Identify ‘A’ and ‘B’ in the following reaction and rewrite the complete reaction : \[ \text{CH}_3\text{-CH=CH}_2 \xrightarrow[\text{Peroxide}]{\text{HBr}} \text{A} \xrightarrow[\text{-KBr}]{\text{alcoholic KCN}} \text{B} \]

Hint:

The addition of HBr to an alkene can yield two different products. Without peroxide, it follows Markovnikov's rule (electrophilic addition). In the presence of peroxide, it follows a free-radical mechanism, leading to the anti-Markovnikov product.
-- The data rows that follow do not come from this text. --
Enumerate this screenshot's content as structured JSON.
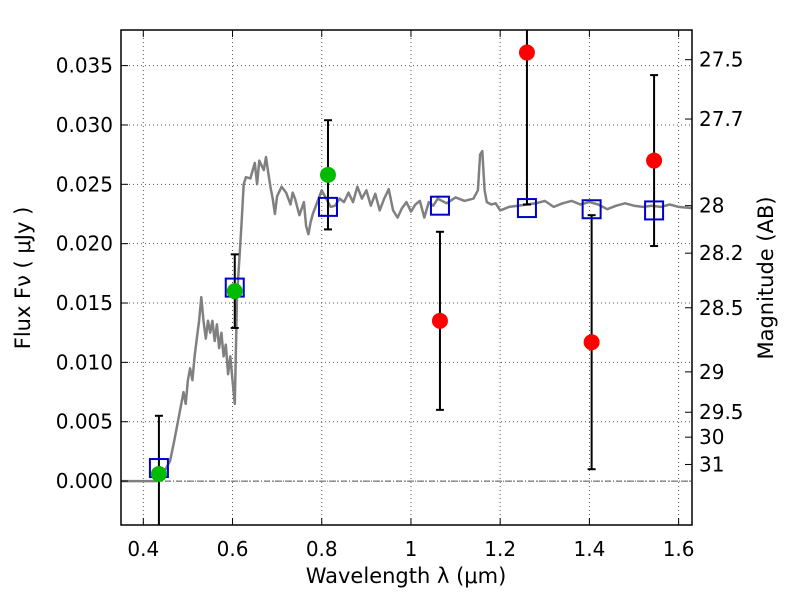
{
  "chart_data": {
    "type": "scatter",
    "title": "",
    "xlabel": "Wavelength  λ (μm)",
    "ylabel": "Flux  Fν  ( μJy )",
    "y2label": "Magnitude (AB)",
    "xlim": [
      0.35,
      1.63
    ],
    "ylim": [
      -0.0037,
      0.038
    ],
    "grid": true,
    "colors": {
      "spectrum": "#808080",
      "model": "#0000cc",
      "green": "#00bb00",
      "red": "#ff0000",
      "errorbar": "#000000",
      "grid": "#555555"
    },
    "x_ticks": [
      {
        "value": 0.4,
        "label": "0.4"
      },
      {
        "value": 0.6,
        "label": "0.6"
      },
      {
        "value": 0.8,
        "label": "0.8"
      },
      {
        "value": 1.0,
        "label": "1"
      },
      {
        "value": 1.2,
        "label": "1.2"
      },
      {
        "value": 1.4,
        "label": "1.4"
      },
      {
        "value": 1.6,
        "label": "1.6"
      }
    ],
    "y_ticks": [
      {
        "value": 0.0,
        "label": "0.000"
      },
      {
        "value": 0.005,
        "label": "0.005"
      },
      {
        "value": 0.01,
        "label": "0.010"
      },
      {
        "value": 0.015,
        "label": "0.015"
      },
      {
        "value": 0.02,
        "label": "0.020"
      },
      {
        "value": 0.025,
        "label": "0.025"
      },
      {
        "value": 0.03,
        "label": "0.030"
      },
      {
        "value": 0.035,
        "label": "0.035"
      }
    ],
    "magnitude_ticks": [
      {
        "flux": 0.0355,
        "label": "27.5"
      },
      {
        "flux": 0.0305,
        "label": "27.7"
      },
      {
        "flux": 0.0232,
        "label": "28"
      },
      {
        "flux": 0.0192,
        "label": "28.2"
      },
      {
        "flux": 0.0146,
        "label": "28.5"
      },
      {
        "flux": 0.0092,
        "label": "29"
      },
      {
        "flux": 0.0058,
        "label": "29.5"
      },
      {
        "flux": 0.0037,
        "label": "30"
      },
      {
        "flux": 0.0014,
        "label": "31"
      }
    ],
    "spectrum": [
      [
        0.35,
        0.0
      ],
      [
        0.43,
        0.0
      ],
      [
        0.44,
        0.0005
      ],
      [
        0.45,
        0.001
      ],
      [
        0.46,
        0.0017
      ],
      [
        0.47,
        0.0035
      ],
      [
        0.48,
        0.0055
      ],
      [
        0.49,
        0.0075
      ],
      [
        0.495,
        0.0065
      ],
      [
        0.5,
        0.0085
      ],
      [
        0.505,
        0.0095
      ],
      [
        0.51,
        0.0085
      ],
      [
        0.515,
        0.0105
      ],
      [
        0.52,
        0.012
      ],
      [
        0.525,
        0.0135
      ],
      [
        0.53,
        0.0155
      ],
      [
        0.535,
        0.0135
      ],
      [
        0.54,
        0.012
      ],
      [
        0.545,
        0.0135
      ],
      [
        0.55,
        0.0125
      ],
      [
        0.555,
        0.0135
      ],
      [
        0.56,
        0.0118
      ],
      [
        0.565,
        0.0132
      ],
      [
        0.57,
        0.0112
      ],
      [
        0.575,
        0.0125
      ],
      [
        0.58,
        0.0105
      ],
      [
        0.585,
        0.0115
      ],
      [
        0.59,
        0.009
      ],
      [
        0.595,
        0.0105
      ],
      [
        0.6,
        0.0085
      ],
      [
        0.605,
        0.0065
      ],
      [
        0.61,
        0.0155
      ],
      [
        0.62,
        0.0215
      ],
      [
        0.625,
        0.025
      ],
      [
        0.63,
        0.0256
      ],
      [
        0.64,
        0.0255
      ],
      [
        0.65,
        0.0268
      ],
      [
        0.655,
        0.025
      ],
      [
        0.66,
        0.027
      ],
      [
        0.67,
        0.0262
      ],
      [
        0.675,
        0.0273
      ],
      [
        0.68,
        0.026
      ],
      [
        0.685,
        0.0248
      ],
      [
        0.69,
        0.0238
      ],
      [
        0.695,
        0.0225
      ],
      [
        0.7,
        0.024
      ],
      [
        0.71,
        0.0248
      ],
      [
        0.72,
        0.0243
      ],
      [
        0.73,
        0.0233
      ],
      [
        0.735,
        0.0243
      ],
      [
        0.74,
        0.0238
      ],
      [
        0.75,
        0.0224
      ],
      [
        0.76,
        0.0235
      ],
      [
        0.765,
        0.0215
      ],
      [
        0.77,
        0.0208
      ],
      [
        0.775,
        0.0218
      ],
      [
        0.78,
        0.0225
      ],
      [
        0.79,
        0.0235
      ],
      [
        0.8,
        0.0245
      ],
      [
        0.81,
        0.0238
      ],
      [
        0.82,
        0.0231
      ],
      [
        0.83,
        0.0232
      ],
      [
        0.84,
        0.0238
      ],
      [
        0.85,
        0.0235
      ],
      [
        0.86,
        0.0243
      ],
      [
        0.87,
        0.0235
      ],
      [
        0.88,
        0.0248
      ],
      [
        0.89,
        0.0238
      ],
      [
        0.9,
        0.0245
      ],
      [
        0.91,
        0.0232
      ],
      [
        0.92,
        0.0242
      ],
      [
        0.93,
        0.0228
      ],
      [
        0.94,
        0.0238
      ],
      [
        0.95,
        0.0246
      ],
      [
        0.96,
        0.0228
      ],
      [
        0.97,
        0.0222
      ],
      [
        0.98,
        0.023
      ],
      [
        0.99,
        0.0235
      ],
      [
        1.0,
        0.0227
      ],
      [
        1.01,
        0.0233
      ],
      [
        1.02,
        0.0236
      ],
      [
        1.03,
        0.0222
      ],
      [
        1.04,
        0.0235
      ],
      [
        1.05,
        0.0232
      ],
      [
        1.06,
        0.0238
      ],
      [
        1.08,
        0.0234
      ],
      [
        1.1,
        0.0239
      ],
      [
        1.12,
        0.0236
      ],
      [
        1.14,
        0.0238
      ],
      [
        1.15,
        0.0245
      ],
      [
        1.155,
        0.0275
      ],
      [
        1.16,
        0.0278
      ],
      [
        1.165,
        0.0245
      ],
      [
        1.17,
        0.0235
      ],
      [
        1.18,
        0.0233
      ],
      [
        1.19,
        0.0234
      ],
      [
        1.2,
        0.0228
      ],
      [
        1.22,
        0.0231
      ],
      [
        1.24,
        0.0232
      ],
      [
        1.26,
        0.0233
      ],
      [
        1.28,
        0.0234
      ],
      [
        1.3,
        0.0236
      ],
      [
        1.32,
        0.0231
      ],
      [
        1.34,
        0.0234
      ],
      [
        1.36,
        0.0236
      ],
      [
        1.38,
        0.0233
      ],
      [
        1.4,
        0.0235
      ],
      [
        1.42,
        0.0233
      ],
      [
        1.44,
        0.0229
      ],
      [
        1.46,
        0.0232
      ],
      [
        1.48,
        0.0234
      ],
      [
        1.5,
        0.0232
      ],
      [
        1.52,
        0.0231
      ],
      [
        1.54,
        0.0232
      ],
      [
        1.56,
        0.0231
      ],
      [
        1.58,
        0.0233
      ],
      [
        1.6,
        0.0231
      ],
      [
        1.63,
        0.023
      ]
    ],
    "model_points": [
      {
        "x": 0.435,
        "y": 0.0011
      },
      {
        "x": 0.605,
        "y": 0.0163
      },
      {
        "x": 0.814,
        "y": 0.0231
      },
      {
        "x": 1.065,
        "y": 0.0232
      },
      {
        "x": 1.26,
        "y": 0.023
      },
      {
        "x": 1.405,
        "y": 0.0229
      },
      {
        "x": 1.545,
        "y": 0.0228
      }
    ],
    "observed_green": [
      {
        "x": 0.435,
        "y": 0.0006,
        "ylo": -0.004,
        "yhi": 0.0055
      },
      {
        "x": 0.605,
        "y": 0.016,
        "ylo": 0.0129,
        "yhi": 0.0191
      },
      {
        "x": 0.814,
        "y": 0.0258,
        "ylo": 0.0212,
        "yhi": 0.0304
      }
    ],
    "observed_red": [
      {
        "x": 1.065,
        "y": 0.0135,
        "ylo": 0.006,
        "yhi": 0.021
      },
      {
        "x": 1.26,
        "y": 0.0361,
        "ylo": 0.0233,
        "yhi": 0.039
      },
      {
        "x": 1.405,
        "y": 0.0117,
        "ylo": 0.001,
        "yhi": 0.0224
      },
      {
        "x": 1.545,
        "y": 0.027,
        "ylo": 0.0198,
        "yhi": 0.0342
      }
    ]
  }
}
This effect is specific to HBr.

Answer 1

Step 1: First reaction (Propene to A)
This is the addition of HBr to propene in the presence of peroxide. This follows the anti-Markovnikov's rule (Kharasch effect), where the negative part of the addendum (Br\(^-\)) attaches to the carbon atom with more hydrogen atoms. \[ \underset{\text{Propene}}{\text{CH}_3\text{-CH=CH}_2} + \text{HBr} \xrightarrow{\text{Peroxide}} \underset{\text{ 1-bromopropane}}{\text{CH}_3\text{-CH}_2\text{-CH}_2\text{-Br}} \] So, A is 1-bromopropane.
Step 2: Second reaction (A to B) This is a nucleophilic substitution reaction where 1-bromopropane reacts with alcoholic potassium cyanide (KCN). The cyanide ion (CN\(^-\)) displaces the bromide ion (Br\(^-\)).
\[ \underset{\text{ 1-bromopropane}}{\text{CH}_3\text{-CH}_2\text{-CH}_2\text{-Br}} + \text{KCN (alc.)} \rightarrow \underset{\text{ Butanenitrile}}{\text{CH}_3\text{-CH}_2\text{-CH}_2\text{-CN}} + \text{KBr} \] So, B is Butanenitrile.
Complete Reaction: \[ \text{CH}_3\text{-CH=CH}_2 \xrightarrow[\text{Peroxide}]{\text{HBr}} \text{CH}_3\text{-CH}_2\text{-CH}_2\text{-Br} \xrightarrow[\text{-KBr}]{\text{alcoholic KCN}} \text{CH}_3\text{-CH}_2\text{-CH}_2\text{-CN} \]